The reasons for these cultural quakes are many, but all boil down to one undeniable fact: human reason, which gave birth to fantastic advancements in science, industry, and technology, has failed to keep its promises.  The underlying assumption of the Enlightenment was that human reason, freed from tyrannical forms of government and superstitious religion, could provide humanity with a peaceful and prosperous world.  Such a world has not been born.

Instead of the promised advances from human reason, we see the increasing ravages of…

…world-wide oppression

…racial and ethnic bigotry

…rampant hungr

…international turbulence

…increases in global poverty

…a mistrust of institutions and their leaders (including the church)

…the destruction of the environment

…the fragmentation of communities

…individualism leading to isolationism

…the secularization of society

…and the technological ability to destroy all life on the planet in a matter of minutes

Sadly, we see that the institution of the church seems helpful to address these problems.  In fact, the institution of the church seems much more reflective of its society, than transformational in it mission and ministry.  Still, it is built into our “spiritual DNA” to find a way to effectively communicate the message and life of Jesus Christ.
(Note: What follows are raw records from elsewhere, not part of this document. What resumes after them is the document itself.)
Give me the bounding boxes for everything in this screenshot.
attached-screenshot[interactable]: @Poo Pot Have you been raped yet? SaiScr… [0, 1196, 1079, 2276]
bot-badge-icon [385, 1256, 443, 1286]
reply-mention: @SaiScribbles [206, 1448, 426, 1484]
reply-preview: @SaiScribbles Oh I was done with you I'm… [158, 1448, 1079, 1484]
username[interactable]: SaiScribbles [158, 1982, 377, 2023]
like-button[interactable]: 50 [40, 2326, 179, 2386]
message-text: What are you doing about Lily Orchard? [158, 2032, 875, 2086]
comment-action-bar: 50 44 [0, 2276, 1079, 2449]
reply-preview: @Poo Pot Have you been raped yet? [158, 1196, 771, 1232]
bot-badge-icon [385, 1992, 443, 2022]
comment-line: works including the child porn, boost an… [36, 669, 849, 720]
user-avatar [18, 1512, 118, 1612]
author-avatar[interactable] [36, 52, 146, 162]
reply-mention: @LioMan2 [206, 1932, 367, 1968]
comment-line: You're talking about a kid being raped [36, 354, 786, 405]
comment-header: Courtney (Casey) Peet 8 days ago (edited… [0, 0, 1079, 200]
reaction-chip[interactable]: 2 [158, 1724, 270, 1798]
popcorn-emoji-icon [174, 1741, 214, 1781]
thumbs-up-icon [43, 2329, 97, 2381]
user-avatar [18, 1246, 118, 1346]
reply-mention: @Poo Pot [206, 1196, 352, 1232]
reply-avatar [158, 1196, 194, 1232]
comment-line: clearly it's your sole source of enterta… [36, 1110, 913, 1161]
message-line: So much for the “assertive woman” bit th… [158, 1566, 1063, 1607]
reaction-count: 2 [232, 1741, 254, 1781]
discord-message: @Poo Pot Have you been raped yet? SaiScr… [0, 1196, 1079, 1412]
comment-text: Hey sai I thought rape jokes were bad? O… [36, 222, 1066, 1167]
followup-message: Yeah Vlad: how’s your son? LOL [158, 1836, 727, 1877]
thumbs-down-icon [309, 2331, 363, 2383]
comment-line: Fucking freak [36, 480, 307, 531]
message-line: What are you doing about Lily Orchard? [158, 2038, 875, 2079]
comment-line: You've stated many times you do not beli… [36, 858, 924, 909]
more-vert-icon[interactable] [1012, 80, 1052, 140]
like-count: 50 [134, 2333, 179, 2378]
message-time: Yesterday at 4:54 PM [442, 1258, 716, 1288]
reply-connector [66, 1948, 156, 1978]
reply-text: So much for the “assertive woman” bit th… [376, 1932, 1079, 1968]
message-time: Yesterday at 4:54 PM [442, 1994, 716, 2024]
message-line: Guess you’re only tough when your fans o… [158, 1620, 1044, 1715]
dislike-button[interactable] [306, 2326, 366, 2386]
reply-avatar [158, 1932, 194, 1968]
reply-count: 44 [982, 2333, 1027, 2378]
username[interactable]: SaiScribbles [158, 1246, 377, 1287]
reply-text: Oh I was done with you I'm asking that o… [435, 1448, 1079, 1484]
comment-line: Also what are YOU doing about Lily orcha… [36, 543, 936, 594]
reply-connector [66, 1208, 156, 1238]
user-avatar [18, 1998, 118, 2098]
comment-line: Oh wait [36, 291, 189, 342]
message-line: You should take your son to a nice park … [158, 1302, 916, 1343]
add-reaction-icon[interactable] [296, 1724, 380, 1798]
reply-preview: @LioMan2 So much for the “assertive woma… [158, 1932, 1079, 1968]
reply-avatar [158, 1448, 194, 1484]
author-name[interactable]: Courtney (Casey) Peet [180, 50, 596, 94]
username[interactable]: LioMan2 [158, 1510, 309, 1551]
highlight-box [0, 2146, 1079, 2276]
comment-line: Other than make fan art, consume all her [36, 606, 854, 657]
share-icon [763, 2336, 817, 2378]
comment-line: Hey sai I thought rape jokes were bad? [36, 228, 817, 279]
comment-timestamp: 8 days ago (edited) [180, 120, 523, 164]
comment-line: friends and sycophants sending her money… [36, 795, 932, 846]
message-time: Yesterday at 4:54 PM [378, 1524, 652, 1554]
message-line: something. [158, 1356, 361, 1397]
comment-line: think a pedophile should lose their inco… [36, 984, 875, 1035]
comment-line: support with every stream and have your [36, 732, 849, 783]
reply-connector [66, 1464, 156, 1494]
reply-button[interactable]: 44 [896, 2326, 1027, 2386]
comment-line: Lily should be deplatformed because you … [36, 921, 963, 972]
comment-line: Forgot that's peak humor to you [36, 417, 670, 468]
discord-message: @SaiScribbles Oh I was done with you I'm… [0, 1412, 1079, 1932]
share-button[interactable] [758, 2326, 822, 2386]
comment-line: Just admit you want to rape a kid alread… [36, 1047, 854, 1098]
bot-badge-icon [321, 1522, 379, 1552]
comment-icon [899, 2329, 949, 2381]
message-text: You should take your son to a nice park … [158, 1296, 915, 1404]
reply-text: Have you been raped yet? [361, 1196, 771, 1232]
That is why it is so very important, I suggest, that we explore the questions of the churches nature and identity, divorcing ourselves from outdated and culturally irrelevant models or doing church that are biblically faithful and culturally relevant.  Indeed, this discussion about ecclesiology is absolutely essential because it impinges on every aspect of the church’s mission and ministry.  I do not think it is a stretch to suggest that ecclesiology is the most pressing theological concern facing Christian theology as it lives in “The Transition Zone.”